Strikers refused solid food but consumed vitamins and Gatorade, which has calories. By the time the strike ended, on 5 September, after 60 days, the number of strikers had dwindled to about 100, with several hospitalised. The threat of force-feeding and the promise of hearings at the state assembly in Sacramento prompted the suspension, says Ashker. He does not share the optimism of outside supporters who hailed a public relations victory. "I'm not happy about it but we have to wait and see what the politicians come up with."

'Isolation is becoming unacceptable'

Ashker says that despite the enforced solitariness, the same numbing routine year after year, he has changed for the better. "When I was younger I had problems with impulse control.
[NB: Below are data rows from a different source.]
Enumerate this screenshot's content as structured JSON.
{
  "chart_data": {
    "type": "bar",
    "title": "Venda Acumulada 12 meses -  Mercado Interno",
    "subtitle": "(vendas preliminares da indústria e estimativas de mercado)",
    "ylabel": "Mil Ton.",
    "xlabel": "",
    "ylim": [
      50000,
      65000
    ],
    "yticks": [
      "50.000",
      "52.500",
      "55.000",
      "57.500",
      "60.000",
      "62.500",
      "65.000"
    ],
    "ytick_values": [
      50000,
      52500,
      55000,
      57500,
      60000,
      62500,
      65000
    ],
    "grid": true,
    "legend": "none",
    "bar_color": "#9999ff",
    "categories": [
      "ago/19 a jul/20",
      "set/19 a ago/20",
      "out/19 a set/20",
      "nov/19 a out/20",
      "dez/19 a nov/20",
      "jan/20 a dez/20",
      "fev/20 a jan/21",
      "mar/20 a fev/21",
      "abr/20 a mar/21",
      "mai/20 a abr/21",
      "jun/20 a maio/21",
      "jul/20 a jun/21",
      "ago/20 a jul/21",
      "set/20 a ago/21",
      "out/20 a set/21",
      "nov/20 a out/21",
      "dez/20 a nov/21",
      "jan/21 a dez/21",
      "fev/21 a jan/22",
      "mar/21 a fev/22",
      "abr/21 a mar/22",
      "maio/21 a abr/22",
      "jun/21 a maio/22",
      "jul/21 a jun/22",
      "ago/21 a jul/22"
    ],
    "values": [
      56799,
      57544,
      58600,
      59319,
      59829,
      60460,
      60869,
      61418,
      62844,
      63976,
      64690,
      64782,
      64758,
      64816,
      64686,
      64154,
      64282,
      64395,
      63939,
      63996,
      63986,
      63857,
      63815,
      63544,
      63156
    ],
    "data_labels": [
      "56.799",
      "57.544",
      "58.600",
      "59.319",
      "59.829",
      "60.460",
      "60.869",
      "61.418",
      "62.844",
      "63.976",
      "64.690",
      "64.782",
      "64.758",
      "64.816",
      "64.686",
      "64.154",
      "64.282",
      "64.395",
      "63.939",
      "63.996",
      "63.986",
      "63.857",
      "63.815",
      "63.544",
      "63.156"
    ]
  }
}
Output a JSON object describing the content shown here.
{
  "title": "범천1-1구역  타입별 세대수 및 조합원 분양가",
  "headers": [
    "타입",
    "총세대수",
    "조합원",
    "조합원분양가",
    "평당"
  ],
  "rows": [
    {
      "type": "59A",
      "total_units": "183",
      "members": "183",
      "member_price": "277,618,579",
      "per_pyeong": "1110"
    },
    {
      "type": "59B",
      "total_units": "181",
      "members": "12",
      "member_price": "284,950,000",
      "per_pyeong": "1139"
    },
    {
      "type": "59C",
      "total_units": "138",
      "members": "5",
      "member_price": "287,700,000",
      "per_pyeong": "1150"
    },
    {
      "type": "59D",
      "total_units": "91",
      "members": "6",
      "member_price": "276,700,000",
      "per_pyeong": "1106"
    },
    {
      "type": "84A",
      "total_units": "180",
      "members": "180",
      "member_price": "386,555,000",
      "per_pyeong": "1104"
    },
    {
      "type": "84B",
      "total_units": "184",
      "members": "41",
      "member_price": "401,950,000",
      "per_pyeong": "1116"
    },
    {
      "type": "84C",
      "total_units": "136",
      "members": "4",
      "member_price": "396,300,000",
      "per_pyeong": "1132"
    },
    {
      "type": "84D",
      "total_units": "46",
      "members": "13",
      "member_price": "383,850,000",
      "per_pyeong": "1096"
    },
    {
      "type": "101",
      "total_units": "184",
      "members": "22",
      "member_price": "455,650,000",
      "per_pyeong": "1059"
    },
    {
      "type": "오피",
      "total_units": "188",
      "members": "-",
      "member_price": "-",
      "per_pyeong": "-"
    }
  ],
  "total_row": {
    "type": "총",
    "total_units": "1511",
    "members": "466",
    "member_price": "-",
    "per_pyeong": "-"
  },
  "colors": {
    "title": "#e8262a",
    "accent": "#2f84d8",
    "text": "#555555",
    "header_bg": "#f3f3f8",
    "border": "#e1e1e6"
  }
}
I control it now, I meditate half an hour every day." One of his favourite words is evolution.

O'Hearn, who has corresponded with and visited Ashker, considers him a friend. "Todd is dangerous only in the sense that he is subversive," he says. "I just know for a fact he's a different man at 50 than he was at 19. He's very widely read and writes very well. He's an incredibly bright guy." The solidarity of Pelican Bay inmates is tilting debate, says the professor:

Isolation is becoming an unacceptable way to hold people for a long time.

Cozens, the attorney who was attacked by a friend of Ashker in 1990, is more cautious. The man he knew then was a violent sociopath, he says, but that was a long time ago. "There are changes that happen to people between those ages," he says. He thinks solitary confinement is overused. "There are guys who have earned their stay there but there are others who should be released."

Ashker, whose pale, unlined face bespeaks decades without sun, does not expect to leave the hole. His defiance is engrained and he scorns even those guards who try to be friendly. "Don't matter if they smile. They are complicit in the system."

Ashker's stake in the outside world is negligible. His mother and only sibling, a sister, are dead. His father is serving life in South Dakota. He married an English penfriend (he has an ad on writeaprisoner.com), but it ended after his hopes of parole evaporated. They wed separated by glass, never allowed to touch. "I hope she finds someone to be happy with," he says.

When I ask Ashker if he envisages an existence beyond the razor wire, if he yearns, for instance, to gaze at the stars or stroll down a street, he looks puzzled. "I'm not getting out. My struggle is here."